= Icelandic folk music =

Icelandic folk music includes a number of styles that are together a prominent part of the music of Iceland. When speaking of traditional Icelandic vocal music, there are two prominent vocal performance styles, one using the term kveða and the other syngja. The first is a performance practice referred to as kveðskapur or kvæðaskapur. Kveðskapur is also the generic Icelandic term for poetry. The term syngja translates as to sing. Kveðskapur was very connected to sagnadansar, or traditional dancing (literally "story dancing"). Vikivaki is the best known of the sagnadansar.

While the prevalence of instrumental music before the 20th century is widely debated, folk instruments include the langspil and fiðla (Icelandic fiddle). Both instruments are in the zither family and are primarily played with a bow. Though very little is known about the fiðla, the langspil is closely related to the pan-European Scheitholt and Appalachian dulcimer.

Traditional Icelandic folk music remained widely performed into the last decades of the 19th century, when folk collecting began in the country. However, the advent of Western classical music and other foreign influences in the same period began leading to a decline in traditional music. Later, the arrival of popular music furthered this change; some folk music was recorded between the World Wars, but intense collecting did not begin in earnest until recently.

== Vikivaki ==
Vikivaki was originally the name of a kind of dance, but the name has since been transferred to a form of Icelandic song designed for people to dance to. Vikivaki poems (Icelandic vikivakakvæði) are characterised by having a refrain that rhymes with the following line. Such poems usually open with an introductory stanza one of whose lines becomes the refrain. New refrains can, however, be brought into the poem. The content of the poems is very varied and can be narrative, descriptive, or dialogic, and secular or religious. According to Margrét Eggertsdóttir, "the precise origin of the vikivaki tradition is unknown, but it has been observed that it shows a relationship to foreign chorus poetry, especially the English carol".

Vikivaki saw a decline at the beginning of the 20th century, although efforts are being made to keep it alive.

==Rímur==

Rímur are a type of epic vocal poem, with fixed diatonic melodies (except in Breiðafjörður, the district where the traditional music is oldest in style, and folk melodies are variable, not based on fixed scales). Rímur melodies (rímnalög, kvæðalög, stemmur) are often standard, and found throughout the country. These epic poems are written in a narrative style, using elements of Icelandic literature and folklore. The performers were lauded for their ability to tell a story in verse.

A rímur verse is made up of trochaic lines which use literary techniques such as rhyme and alliteration. There are between two and four lines with a pattern of syllabic stress and alliteration. Music author Hreinn Steingrímsson describes rímur this way:

The four-line metres are a combination of two couplets with four stressed syllables in the first line of each, and two such syllables (first and third, second and third, or third and fourth) alliterate with the first stressed syllable of the second line.
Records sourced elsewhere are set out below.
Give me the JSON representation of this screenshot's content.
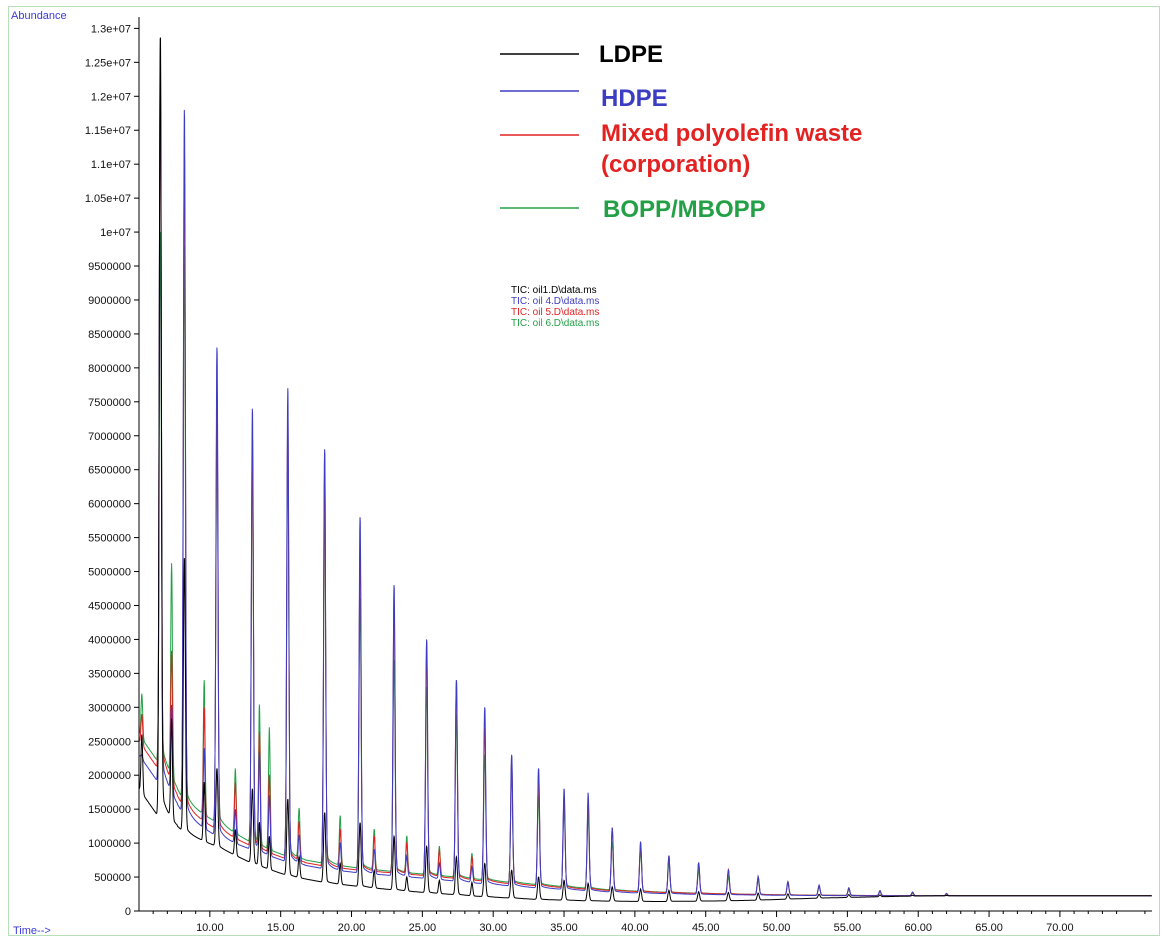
{
  "chart_data": {
    "type": "line",
    "ylabel": "Abundance",
    "xlabel": "Time-->",
    "xlim": [
      5.0,
      76.5
    ],
    "ylim": [
      0,
      13050000
    ],
    "x_ticks": [
      "10.00",
      "15.00",
      "20.00",
      "25.00",
      "30.00",
      "35.00",
      "40.00",
      "45.00",
      "50.00",
      "55.00",
      "60.00",
      "65.00",
      "70.00"
    ],
    "y_ticks": [
      "0",
      "500000",
      "1000000",
      "1500000",
      "2000000",
      "2500000",
      "3000000",
      "3500000",
      "4000000",
      "4500000",
      "5000000",
      "5500000",
      "6000000",
      "6500000",
      "7000000",
      "7500000",
      "8000000",
      "8500000",
      "9000000",
      "9500000",
      "1e+07",
      "1.05e+07",
      "1.1e+07",
      "1.15e+07",
      "1.2e+07",
      "1.25e+07",
      "1.3e+07"
    ],
    "grid": false,
    "legend_position": "top-center",
    "legend": [
      {
        "label": "LDPE",
        "color": "#000000"
      },
      {
        "label": "HDPE",
        "color": "#3d3dc4"
      },
      {
        "label": "Mixed polyolefin waste",
        "label2": "(corporation)",
        "color": "#e32222"
      },
      {
        "label": "BOPP/MBOPP",
        "color": "#23a046"
      }
    ],
    "tic_labels": [
      {
        "text": "TIC: oil1.D\\data.ms",
        "color": "#000000"
      },
      {
        "text": "TIC: oil 4.D\\data.ms",
        "color": "#3d3dc4"
      },
      {
        "text": "TIC: oil 5.D\\data.ms",
        "color": "#e32222"
      },
      {
        "text": "TIC: oil 6.D\\data.ms",
        "color": "#23a046"
      }
    ],
    "peak_times": [
      6.5,
      8.2,
      10.5,
      13.0,
      15.5,
      18.1,
      20.6,
      23.0,
      25.3,
      27.4,
      29.4,
      31.3,
      33.2,
      35.0,
      36.7,
      38.4,
      40.4,
      42.4,
      44.5,
      46.6,
      48.7,
      50.8,
      53.0,
      55.1,
      57.3,
      59.6,
      62.0
    ],
    "series": [
      {
        "name": "LDPE",
        "color": "#000000",
        "base": [
          1500000,
          1150000,
          950000,
          700000,
          520000,
          420000,
          360000,
          310000,
          270000,
          240000,
          210000,
          190000,
          170000,
          160000,
          150000,
          145000,
          140000,
          140000,
          145000,
          150000,
          160000,
          175000,
          190000,
          200000,
          210000,
          220000,
          225000
        ],
        "peaks": [
          13000000,
          5200000,
          2100000,
          1800000,
          1650000,
          1450000,
          1300000,
          1100000,
          950000,
          800000,
          700000,
          600000,
          500000,
          450000,
          400000,
          350000,
          320000,
          300000,
          280000,
          270000,
          260000,
          250000,
          245000,
          240000,
          235000,
          230000,
          228000
        ]
      },
      {
        "name": "HDPE",
        "color": "#3d3dc4",
        "base": [
          2000000,
          1400000,
          1100000,
          900000,
          720000,
          620000,
          560000,
          520000,
          480000,
          440000,
          400000,
          370000,
          340000,
          320000,
          300000,
          280000,
          265000,
          255000,
          245000,
          240000,
          235000,
          230000,
          228000,
          226000,
          225000,
          224000,
          223000
        ],
        "peaks": [
          13000000,
          11800000,
          8300000,
          7400000,
          7700000,
          6800000,
          5800000,
          4800000,
          4000000,
          3400000,
          3000000,
          2300000,
          2100000,
          1800000,
          1700000,
          1200000,
          1000000,
          800000,
          700000,
          600000,
          500000,
          430000,
          380000,
          340000,
          300000,
          280000,
          260000
        ]
      },
      {
        "name": "Mixed polyolefin waste (corporation)",
        "color": "#e32222",
        "base": [
          2200000,
          1500000,
          1200000,
          950000,
          760000,
          660000,
          600000,
          560000,
          520000,
          480000,
          440000,
          400000,
          370000,
          345000,
          320000,
          300000,
          285000,
          270000,
          260000,
          250000,
          243000,
          236000,
          232000,
          229000,
          227000,
          226000,
          225000
        ],
        "peaks": [
          12600000,
          11200000,
          7700000,
          7000000,
          7300000,
          6500000,
          5400000,
          4600000,
          3800000,
          3400000,
          2700000,
          2200000,
          2000000,
          1700000,
          1600000,
          1200000,
          1000000,
          800000,
          700000,
          600000,
          500000,
          420000,
          370000,
          330000,
          290000,
          270000,
          250000
        ]
      },
      {
        "name": "BOPP/MBOPP",
        "color": "#23a046",
        "base": [
          2300000,
          1600000,
          1300000,
          1000000,
          800000,
          700000,
          630000,
          580000,
          540000,
          500000,
          460000,
          420000,
          390000,
          360000,
          335000,
          310000,
          290000,
          275000,
          262000,
          252000,
          244000,
          237000,
          233000,
          230000,
          228000,
          226000,
          225000
        ],
        "peaks": [
          10100000,
          9800000,
          7300000,
          6700000,
          6700000,
          6000000,
          4600000,
          3700000,
          3300000,
          2900000,
          2300000,
          2000000,
          1700000,
          1500000,
          1400000,
          1000000,
          900000,
          700000,
          600000,
          500000,
          450000,
          400000,
          350000,
          310000,
          280000,
          260000,
          245000
        ]
      }
    ],
    "extra_peaks": [
      {
        "t": 5.2,
        "values": [
          2600000,
          2300000,
          2900000,
          3200000
        ]
      },
      {
        "t": 7.3,
        "values": [
          2800000,
          3000000,
          3800000,
          5100000
        ]
      },
      {
        "t": 9.6,
        "values": [
          1900000,
          2400000,
          3000000,
          3400000
        ]
      },
      {
        "t": 11.8,
        "values": [
          1200000,
          1500000,
          1900000,
          2100000
        ]
      },
      {
        "t": 13.5,
        "values": [
          1300000,
          2300000,
          2600000,
          3000000
        ]
      },
      {
        "t": 14.2,
        "values": [
          1100000,
          1700000,
          2000000,
          2700000
        ]
      },
      {
        "t": 16.3,
        "values": [
          800000,
          1100000,
          1300000,
          1500000
        ]
      },
      {
        "t": 19.2,
        "values": [
          700000,
          1000000,
          1200000,
          1400000
        ]
      },
      {
        "t": 21.6,
        "values": [
          600000,
          900000,
          1100000,
          1200000
        ]
      },
      {
        "t": 23.9,
        "values": [
          500000,
          800000,
          1000000,
          1100000
        ]
      },
      {
        "t": 26.2,
        "values": [
          450000,
          700000,
          900000,
          950000
        ]
      },
      {
        "t": 28.5,
        "values": [
          420000,
          650000,
          800000,
          850000
        ]
      }
    ]
  }
}
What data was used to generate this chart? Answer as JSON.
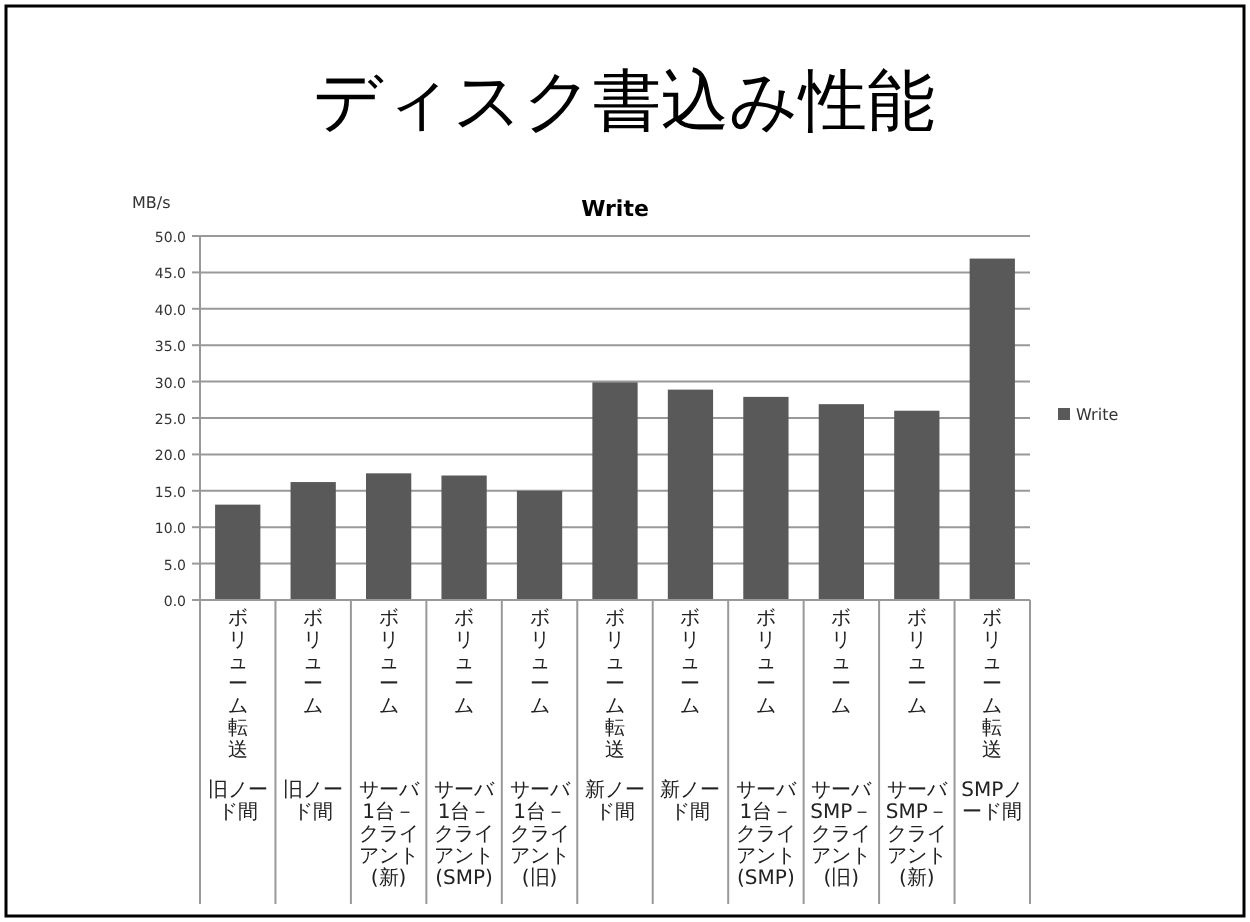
{
  "chart_data": {
    "type": "bar",
    "title": "ディスク書込み性能",
    "subtitle": "Write",
    "ylabel": "MB/s",
    "categories": [
      [
        "ボリューム転送",
        "旧ノード間"
      ],
      [
        "ボリューム",
        "旧ノード間"
      ],
      [
        "ボリューム",
        "サーバ1台－クライアント(新)"
      ],
      [
        "ボリューム",
        "サーバ1台－クライアント(SMP)"
      ],
      [
        "ボリューム",
        "サーバ1台－クライアント(旧)"
      ],
      [
        "ボリューム転送",
        "新ノード間"
      ],
      [
        "ボリューム",
        "新ノード間"
      ],
      [
        "ボリューム",
        "サーバ1台－クライアント(SMP)"
      ],
      [
        "ボリューム",
        "サーバSMP－クライアント(旧)"
      ],
      [
        "ボリューム",
        "サーバSMP－クライアント(新)"
      ],
      [
        "ボリューム転送",
        "SMPノード間"
      ]
    ],
    "series": [
      {
        "name": "Write",
        "color": "#595959",
        "values": [
          13.1,
          16.2,
          17.4,
          17.1,
          15.0,
          29.9,
          28.9,
          27.9,
          26.9,
          26.0,
          46.9
        ]
      }
    ],
    "ylim": [
      0,
      50
    ],
    "yticks": [
      {
        "value": 0,
        "label": "0.0"
      },
      {
        "value": 5,
        "label": "5.0"
      },
      {
        "value": 10,
        "label": "10.0"
      },
      {
        "value": 15,
        "label": "15.0"
      },
      {
        "value": 20,
        "label": "20.0"
      },
      {
        "value": 25,
        "label": "25.0"
      },
      {
        "value": 30,
        "label": "30.0"
      },
      {
        "value": 35,
        "label": "35.0"
      },
      {
        "value": 40,
        "label": "40.0"
      },
      {
        "value": 45,
        "label": "45.0"
      },
      {
        "value": 50,
        "label": "50.0"
      }
    ],
    "grid": "y",
    "legend": "right"
  }
}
The earliest known text of a rímur dates to the 14th century; for the subsequent six hundred years, rímur were the most prolifically produced form of Icelandic literature. Rímur melodies date back to publications by folklorist Ólafur Davíðsson and were then collected in the first Icelandic folk music collection, Íslenzk þjóðlög, by Bjarni Þorsteinsson.

Rímur, especially the short four-line metrical form ferskeytla, is still very popular today in Iceland in most social groups. It is common to compose a ríma (setja saman stöku) about current events usually in the form of a joke or ridicule. These short rhymes tend to proliferate via email. It is also common during parties that a guest may say a ríma that they have learned or composed as a form of a joke, often an insult. Skill at composing rímur is often admired. A common game is to tell the first part (fyrri partur, the first two lines) of a ríma, and for others to complete the third and fourth lines (to botna), each in their own way. The one whose botn is the cleverest wins. This game can become a serious competition (known as kveðast á) when two or more who are particularly skilled at composing rímur come together. It is an informal rule that if one is ridiculed or even insulted with a ríma they must answer back in kind; any other form of answer is invalid. Use of rímur as a form of joke or games is most common in relation to inland travel and sports such as horsemanship but also in relation to cultural/seasonal periods like Þorri as well as in political circles. Many members of parliament pride themselves on being good at composing rímur and using them to ridicule each other, or opposing parties, in a friendly manner.